Immunity to Injection by Design
Prompt injection relies on a category error: the system confuses 'data' (the prompt) with 'instructions' (the code). LLMs inherently output text, so a parsing step always exists. The question is what the parser accepts.
In Yin.VM, the parser only accepts well-formed five-tuples with schema-validated positions. The attack surface collapses from 'arbitrary code execution' to 'craft a valid (e a v t m) tuple that passes schema checks.' An attacker cannot inject a shell command into a tuple position that expects a Transaction ID or a Keyword.
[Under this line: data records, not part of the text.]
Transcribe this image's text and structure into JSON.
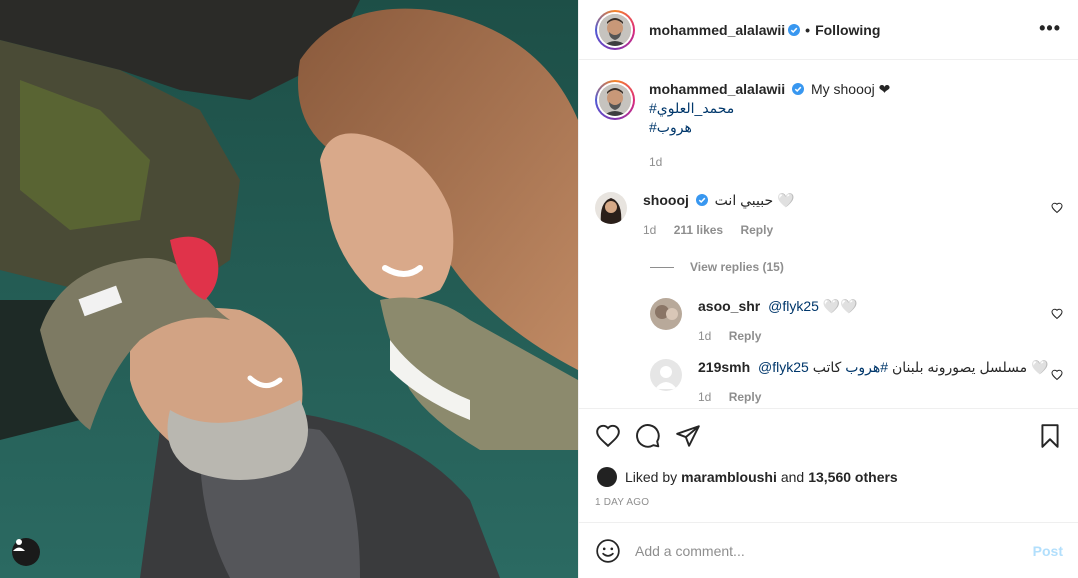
{
  "post": {
    "username": "mohammed_alalawii",
    "follow_state": "Following",
    "separator": "•",
    "more_label": "•••"
  },
  "caption": {
    "username": "mohammed_alalawii",
    "text": "My shoooj ❤",
    "hashtag1": "#محمد_العلوي",
    "hashtag2": "#هروب",
    "time": "1d"
  },
  "comments": [
    {
      "username": "shoooj",
      "text": "حبيبي انت 🤍",
      "time": "1d",
      "likes": "211 likes",
      "reply": "Reply"
    },
    {
      "username": "asoo_shr",
      "mention": "@flyk25",
      "text": "🤍🤍",
      "time": "1d",
      "reply": "Reply"
    },
    {
      "username": "219smh",
      "mention": "@flyk25",
      "text_hashtag": "#هروب",
      "text_before": "كاتب",
      "text_after": "مسلسل يصورونه بلبنان",
      "emoji": "🤍",
      "time": "1d",
      "reply": "Reply"
    }
  ],
  "view_replies": "View replies (15)",
  "likes": {
    "prefix": "Liked by",
    "user": "marambloushi",
    "middle": "and",
    "others": "13,560 others"
  },
  "date": "1 DAY AGO",
  "add_comment": {
    "placeholder": "Add a comment...",
    "post_label": "Post"
  },
  "colors": {
    "link": "#00376b",
    "verified": "#3897f0",
    "muted": "#8e8e8e",
    "post_disabled": "#b2dffc"
  }
}
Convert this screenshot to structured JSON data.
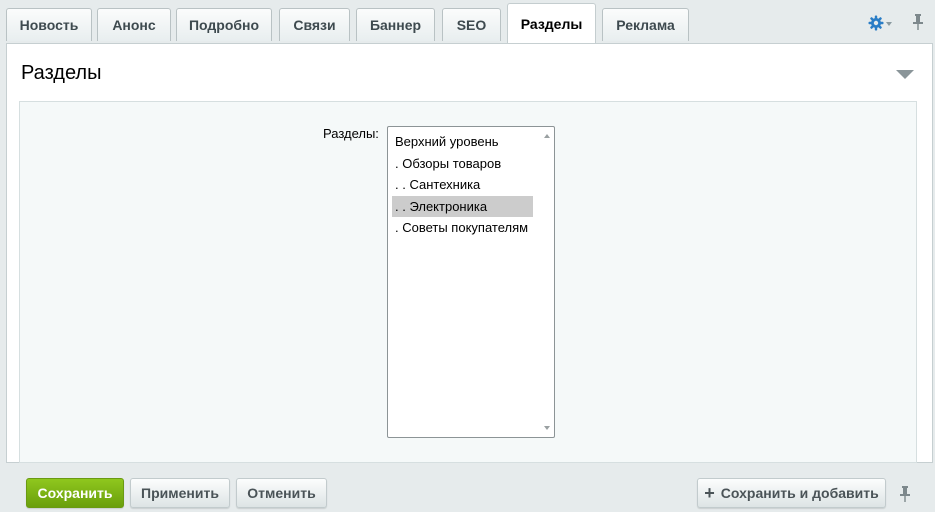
{
  "tabs": [
    {
      "label": "Новость"
    },
    {
      "label": "Анонс"
    },
    {
      "label": "Подробно"
    },
    {
      "label": "Связи"
    },
    {
      "label": "Баннер"
    },
    {
      "label": "SEO"
    },
    {
      "label": "Разделы",
      "active": true
    },
    {
      "label": "Реклама"
    }
  ],
  "icons": {
    "settings": "gear-icon",
    "pin": "pin-icon",
    "collapse": "triangle-down-icon"
  },
  "colors": {
    "accent_green": "#7ab317",
    "gear_blue": "#2a7dc6",
    "selected_option_bg": "#cccccc"
  },
  "section": {
    "title": "Разделы",
    "field_label": "Разделы:",
    "options": [
      {
        "label": "Верхний уровень",
        "selected": false
      },
      {
        "label": ". Обзоры товаров",
        "selected": false
      },
      {
        "label": ". . Сантехника",
        "selected": false
      },
      {
        "label": ". . Электроника",
        "selected": true
      },
      {
        "label": ". Советы покупателям",
        "selected": false
      }
    ]
  },
  "buttons": {
    "save": "Сохранить",
    "apply": "Применить",
    "cancel": "Отменить",
    "save_and_add": "Сохранить и добавить"
  }
}
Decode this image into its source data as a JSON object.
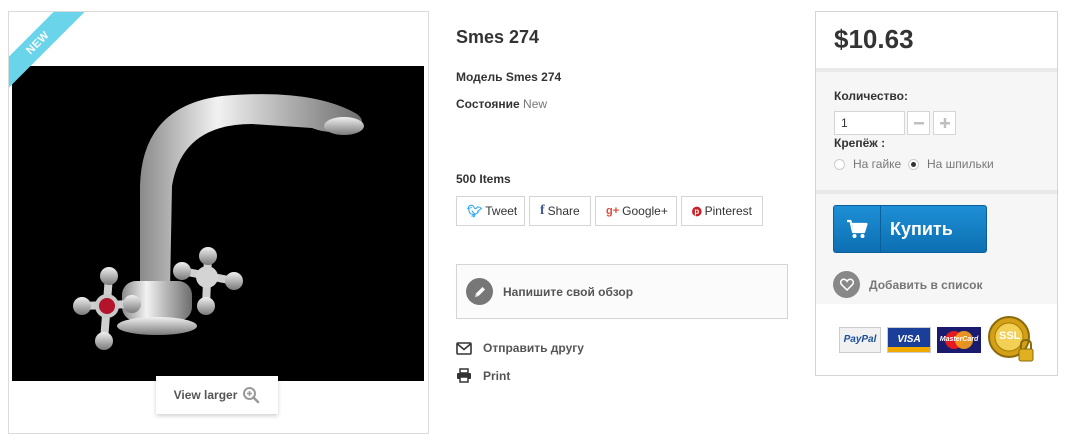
{
  "badge": {
    "label": "NEW"
  },
  "image_panel": {
    "view_larger_label": "View larger"
  },
  "product": {
    "title": "Smes 274",
    "model_label": "Модель",
    "model_value": "Smes 274",
    "condition_label": "Состояние",
    "condition_value": "New",
    "items_count": "500 Items"
  },
  "share": {
    "tweet": "Tweet",
    "share": "Share",
    "google": "Google+",
    "pinterest": "Pinterest"
  },
  "review": {
    "label": "Напишите свой обзор"
  },
  "links": {
    "send_to_friend": "Отправить другу",
    "print": "Print"
  },
  "buy_box": {
    "price": "$10.63",
    "quantity_label": "Количество:",
    "quantity_value": "1",
    "attribute_label": "Крепёж :",
    "options": [
      {
        "label": "На гайке",
        "checked": false
      },
      {
        "label": "На шпильки",
        "checked": true
      }
    ],
    "buy_label": "Купить",
    "wishlist_label": "Добавить в список"
  },
  "payment": {
    "paypal": "PayPal",
    "visa": "VISA",
    "mastercard": "MasterCard",
    "ssl": "SSL"
  },
  "colors": {
    "accent": "#1e8fd6",
    "badge": "#6ad4ea",
    "photo_background": "#000000"
  }
}
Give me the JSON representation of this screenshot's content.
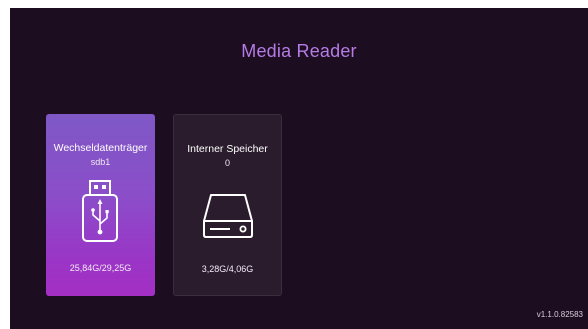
{
  "app": {
    "title": "Media Reader",
    "version": "v1.1.0.82583"
  },
  "devices": [
    {
      "label": "Wechseldatenträger",
      "id": "sdb1",
      "usage": "25,84G/29,25G",
      "icon": "usb-stick-icon",
      "selected": true
    },
    {
      "label": "Interner Speicher",
      "id": "0",
      "usage": "3,28G/4,06G",
      "icon": "hard-drive-icon",
      "selected": false
    }
  ],
  "colors": {
    "background": "#1d0d20",
    "title": "#b57ce6",
    "selected_card": "#8b4ec9",
    "card": "#2a1c2c"
  }
}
The restriction of the five-tuple is the firewall.
Imagining the Next Layer
Once agents are continuations, new possibilities open up:
- Agent marketplaces that exchange capability-scoped continuation templates
- Multi-agent proofs where each claim is linked to stream provenance
- Time-sliced governance: communities vote on which speculative branch to commit
- Portable continuations: same agent logic running on different VM backends without rewriting
These are concrete deployment patterns enabled by the same substrate: continuations as data plus policy-checked execution.
Conclusion
Safety does not come from trusting the model. It comes from constraining execution and validating every transition.
If the future of AI is agentic, then the substrate matters. A continuation-native VM ensures that Agent Smith remains a useful guest in a pocket universe, rather than an unconstrained process in the host system. By making agency data-native, we gain a path where exploration is powerful, mobility is native, and safety is enforceable through verifiable runtime checks.